Beginner WordPress User

0 of 25 lessons complete (0%)

Security, Spam and Backups

7 Tips to improve website security

This is a preview lesson

Register or sign in to take this lesson.



Welcome to Learn WordPress. Let’s talk about 7 tips to improve website security.

Use a password manager

Number 1. Use a password manager and secure passwords for your logins. Password managers such as 1Password and Bitwarden are worth exploring. Unfortunately, one of the most common areas for security failure is the human one. No two passwords should ever be the same, and ensure passwords are at least 10 to 12 characters and include numbers and symbols. Remember, never use admin as a username. Password managers store your passwords securely and allow you to generate unique secure passwords for each login without needing to remember each one.

Two-Factor Authentication

Number 2. Use a two-factor authentication. Two-factor authentication can significantly enhance the security of your WordPress site by adding an extra layer of protection to the login process. This way, even if someone else gets your password, they still can’t log into your account without that second factor. Two-factor authentication may seem like a small step, but it can greatly improve the security of your online account and help protect your personal information.

You can search for a two-factor authentication plugin such as WP2FA, Two Factor Authentication, or Mini-orange’s Google Authenticator. Some security plugins also include two-factor authentication, but we will talk more about security plugins in a minute.

Review user base

Number 3. Always review your user base, remove unnecessary users, and be very selective of admin users. Let’s make our way to Users in the dashboard. User roles such as editors, authors, and contributors should be monitored. Typically, the administrative role is reserved for the website’s owner. Removing unnecessary users will minimize the potential attack surface or entry points that attackers can exploit.

Install trusted themes and plugins

Number 4. Only install plugins and themes from trusted developers and uninstall what you are not using. There are a few things to review to assess the reliability of a theme or plugin. Check user feedback and reviews. Note when it was last updated. Look at the number of active installs, explore their support and documentation, and double-check that it is compatible with the latest version of WordPress.

Keep plugins and themes updated

Number 5. Keep your plugins and themes updated, and remember to back up your site before updating. But you might be asking why. Keeping your WordPress themes and plugins up to date is important for maintaining your site’s security, stability, and compatibility. Updates often include security patches that fix software vulnerabilities and bug fixes that could cause your site to malfunction or break.
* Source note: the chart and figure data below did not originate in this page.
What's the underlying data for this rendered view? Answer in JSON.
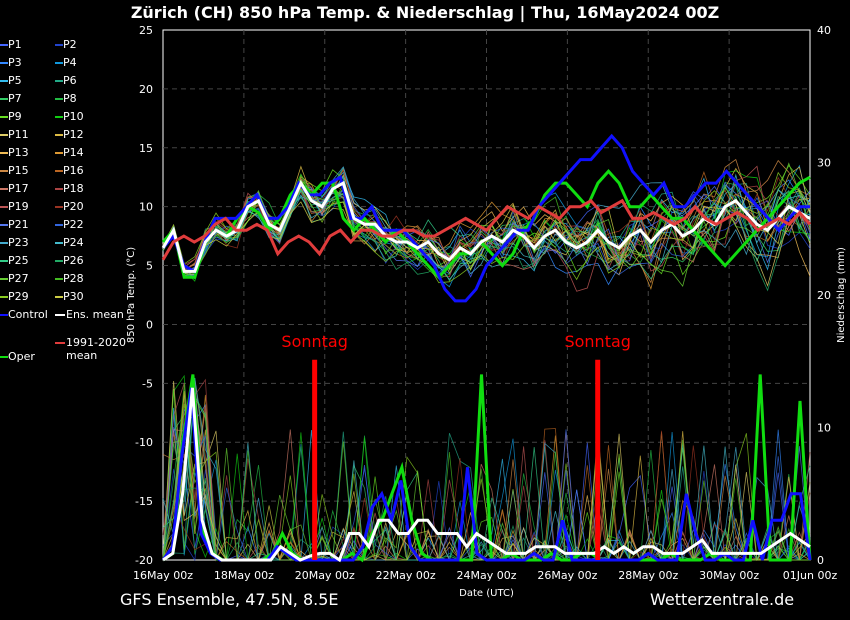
{
  "title": "Zürich  (CH)  850 hPa Temp. & Niederschlag | Thu, 16May2024 00Z",
  "footer": {
    "left": "GFS Ensemble, 47.5N, 8.5E",
    "right": "Wetterzentrale.de"
  },
  "colors": {
    "control": "#1010ff",
    "ens_mean": "#ffffff",
    "clim_mean": "#e03c3c",
    "oper": "#10dd10",
    "sunday": "#ff0000"
  },
  "legend": {
    "members": [
      {
        "label": "P1",
        "color": "#4466ff"
      },
      {
        "label": "P2",
        "color": "#2244cc"
      },
      {
        "label": "P3",
        "color": "#3388ff"
      },
      {
        "label": "P4",
        "color": "#1199dd"
      },
      {
        "label": "P5",
        "color": "#33bbee"
      },
      {
        "label": "P6",
        "color": "#22aa88"
      },
      {
        "label": "P7",
        "color": "#33cc66"
      },
      {
        "label": "P8",
        "color": "#22bb44"
      },
      {
        "label": "P9",
        "color": "#66dd22"
      },
      {
        "label": "P10",
        "color": "#11cc11"
      },
      {
        "label": "P11",
        "color": "#ddcc66"
      },
      {
        "label": "P12",
        "color": "#ddbb44"
      },
      {
        "label": "P13",
        "color": "#eebb55"
      },
      {
        "label": "P14",
        "color": "#dd9933"
      },
      {
        "label": "P15",
        "color": "#cc8844"
      },
      {
        "label": "P16",
        "color": "#bb6622"
      },
      {
        "label": "P17",
        "color": "#cc7766"
      },
      {
        "label": "P18",
        "color": "#aa4444"
      },
      {
        "label": "P19",
        "color": "#bb5555"
      },
      {
        "label": "P20",
        "color": "#993322"
      },
      {
        "label": "P21",
        "color": "#5577ee"
      },
      {
        "label": "P22",
        "color": "#3366dd"
      },
      {
        "label": "P23",
        "color": "#44aacc"
      },
      {
        "label": "P24",
        "color": "#44bbcc"
      },
      {
        "label": "P25",
        "color": "#33cc88"
      },
      {
        "label": "P26",
        "color": "#22aa66"
      },
      {
        "label": "P27",
        "color": "#66cc33"
      },
      {
        "label": "P28",
        "color": "#44bb22"
      },
      {
        "label": "P29",
        "color": "#88cc22"
      },
      {
        "label": "P30",
        "color": "#cccc44"
      }
    ],
    "control": "Control",
    "ens_mean": "Ens. mean",
    "clim_mean": "1991-2020 mean",
    "oper": "Oper"
  },
  "chart_data": {
    "type": "line",
    "ylabel": "850 hPa Temp. (°C)",
    "ylabel_right": "Niederschlag (mm)",
    "xlabel": "Date (UTC)",
    "ylim": [
      -20,
      25
    ],
    "ylim_right": [
      0,
      40
    ],
    "yticks": [
      -20,
      -15,
      -10,
      -5,
      0,
      5,
      10,
      15,
      20,
      25
    ],
    "yticks_right": [
      0,
      10,
      20,
      30,
      40
    ],
    "xlim_days": [
      0,
      16
    ],
    "xticks": [
      "16May 00z",
      "18May 00z",
      "20May 00z",
      "22May 00z",
      "24May 00z",
      "26May 00z",
      "28May 00z",
      "30May 00z",
      "01Jun 00z"
    ],
    "annotations": [
      {
        "text": "Sonntag",
        "day": 3.75
      },
      {
        "text": "Sonntag",
        "day": 10.75
      }
    ],
    "temperature_series": [
      {
        "name": "Oper",
        "values": [
          7,
          8,
          4,
          4,
          7,
          8,
          7.5,
          9,
          10,
          9.5,
          8,
          9,
          11,
          12,
          11,
          12,
          12,
          9,
          8,
          9,
          8,
          7,
          8,
          7,
          6,
          5,
          4,
          5,
          6,
          6,
          7,
          6,
          5,
          6,
          8,
          9,
          11,
          12,
          12,
          11,
          10,
          12,
          13,
          12,
          10,
          10,
          11,
          10,
          9,
          9,
          8,
          7,
          6,
          5,
          6,
          7,
          8,
          9,
          10,
          11,
          12,
          12.5
        ]
      },
      {
        "name": "Control",
        "values": [
          6.5,
          7.5,
          5,
          4.5,
          7,
          9,
          9,
          9,
          10,
          11,
          9,
          9,
          10,
          12,
          11,
          11,
          12,
          12.5,
          9,
          9,
          10,
          8,
          8,
          8,
          7,
          6,
          5,
          3,
          2,
          2,
          3,
          5,
          6,
          7,
          8,
          8,
          10,
          11,
          12,
          13,
          14,
          14,
          15,
          16,
          15,
          13,
          12,
          11,
          12,
          10,
          10,
          11,
          12,
          12,
          13,
          12,
          11,
          10,
          9,
          8,
          9,
          10,
          10
        ]
      },
      {
        "name": "Ens. mean",
        "values": [
          6.5,
          8,
          4.5,
          4.5,
          7,
          8,
          7.5,
          8,
          10,
          10.5,
          8.5,
          8,
          10,
          12,
          10.5,
          10,
          11.5,
          12,
          9,
          8.5,
          8.5,
          7.5,
          7,
          7,
          6.5,
          7,
          6,
          5.5,
          6.5,
          6,
          7,
          7.5,
          7,
          8,
          7.5,
          6.5,
          7.5,
          8,
          7,
          6.5,
          7,
          8,
          7,
          6.5,
          7.5,
          8,
          7,
          8,
          8.5,
          7.5,
          8,
          9,
          8.5,
          10,
          10.5,
          9.5,
          8.5,
          8,
          9,
          10,
          9.5,
          9
        ]
      },
      {
        "name": "1991-2020 mean",
        "values": [
          5.5,
          7,
          7.5,
          7,
          7.5,
          8.5,
          9,
          8,
          8,
          8.5,
          8,
          6,
          7,
          7.5,
          7,
          6,
          7.5,
          8,
          7,
          8,
          8,
          7.5,
          7.5,
          8,
          8,
          7.5,
          7.5,
          8,
          8.5,
          9,
          8.5,
          8,
          9,
          10,
          9.5,
          9,
          10,
          9.5,
          9,
          10,
          10,
          10.5,
          9.5,
          10,
          10.5,
          9,
          9,
          9.5,
          9,
          8.5,
          9,
          10,
          9,
          8.5,
          9,
          9.5,
          9,
          8,
          8.5,
          9,
          8.5,
          9.5,
          8.5
        ]
      }
    ],
    "precip_series": [
      {
        "name": "Oper",
        "values": [
          0,
          0.5,
          9,
          14,
          2,
          0.5,
          0,
          0,
          0,
          0,
          0,
          0.5,
          2,
          0.5,
          0,
          0,
          0,
          0,
          0,
          0.5,
          0,
          2,
          3,
          5,
          7,
          3,
          0.5,
          0,
          0,
          0,
          0,
          0,
          14,
          0,
          0,
          0.5,
          0,
          0,
          0,
          0.5,
          0,
          0,
          0.5,
          0.5,
          0,
          0,
          0,
          0,
          0,
          0,
          0,
          0.5,
          0,
          0,
          0,
          0.5,
          0,
          0,
          0,
          0,
          14,
          0,
          0,
          0,
          12,
          0
        ]
      },
      {
        "name": "Control",
        "values": [
          0,
          1,
          8,
          13,
          2,
          0.5,
          0,
          0,
          0,
          0,
          0,
          0,
          1,
          0.5,
          0,
          0,
          0,
          0,
          0,
          0,
          0,
          1,
          4,
          5,
          3,
          6,
          1,
          0,
          0,
          0,
          0,
          0,
          7,
          0.5,
          0,
          0,
          0,
          0,
          0,
          0.5,
          0,
          0,
          3,
          0,
          0,
          0,
          0,
          0,
          0,
          0,
          0,
          0.5,
          0,
          0,
          0,
          5,
          2,
          0,
          0,
          0.5,
          0,
          0,
          3,
          0,
          3,
          3,
          5,
          5,
          0
        ]
      },
      {
        "name": "Ens. mean",
        "values": [
          0,
          0.5,
          5,
          13,
          3,
          0.5,
          0,
          0,
          0,
          0,
          0,
          0,
          1,
          0.5,
          0,
          0.3,
          0.5,
          0.5,
          0,
          2,
          2,
          1,
          3,
          3,
          2,
          2,
          3,
          3,
          2,
          2,
          2,
          1,
          2,
          1.5,
          1,
          0.5,
          0.5,
          0.5,
          1,
          1,
          1,
          0.5,
          0.5,
          0.5,
          0.5,
          1,
          0.5,
          1,
          0.5,
          1,
          1,
          0.5,
          0.5,
          0.5,
          1,
          1.5,
          0.5,
          0.5,
          0.5,
          0.5,
          0.5,
          0.5,
          1,
          1.5,
          2,
          1.5,
          1
        ]
      }
    ]
  }
}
Attackers could also exploit these bugs to gain unauthorized access to your site. By keeping your website up to date, you can ensure that your site is protected against the latest security threats and runs smoothly with the latest web technologies.

Use a security plugin

Number 6. Install a security plugin like WordFence, Jetpack Security, or i-Themes to scan your site for any reported vulnerabilities. Many other plugins, such as PatchStack, All-in-One Security, are also available in the Plugins Directory. A website security plugin can help protect your website from common cyber threats, block malicious traffic, and alert you to potential security issues. In essence, a security plugin will help you maintain the security and integrity of your website.

Follow security-focussed blogs

Number 7. Something for more advanced users. Follow security-focused blogs like PatchStack, WPScan, or blog.sucuri, which report any new vulnerabilities for which there are updates and emerging web threats.

Extra steps

Then, there are also some other steps worth exploring. Firstly, choosing a reliable web host. Secondly, installing an SSL certificate if your host has not already installed one will allow you to enable HTTPS, which ensures that no information is passed in plaintext. And thirdly, use a spam detector, especially if you have a blog or allow comments on posts.


All the best in keeping your site safe and secure.


Go to WordPress Playground and complete the following task to test your knowledge. Click on ‘Activate Live Preview’ to get started:

  1. Search the Plugin Directory for a security plugin of choice and review the following:
    • Check user feedback, when it was last updated, the number of installs, and whether it is compatible with the latest version of WordPress.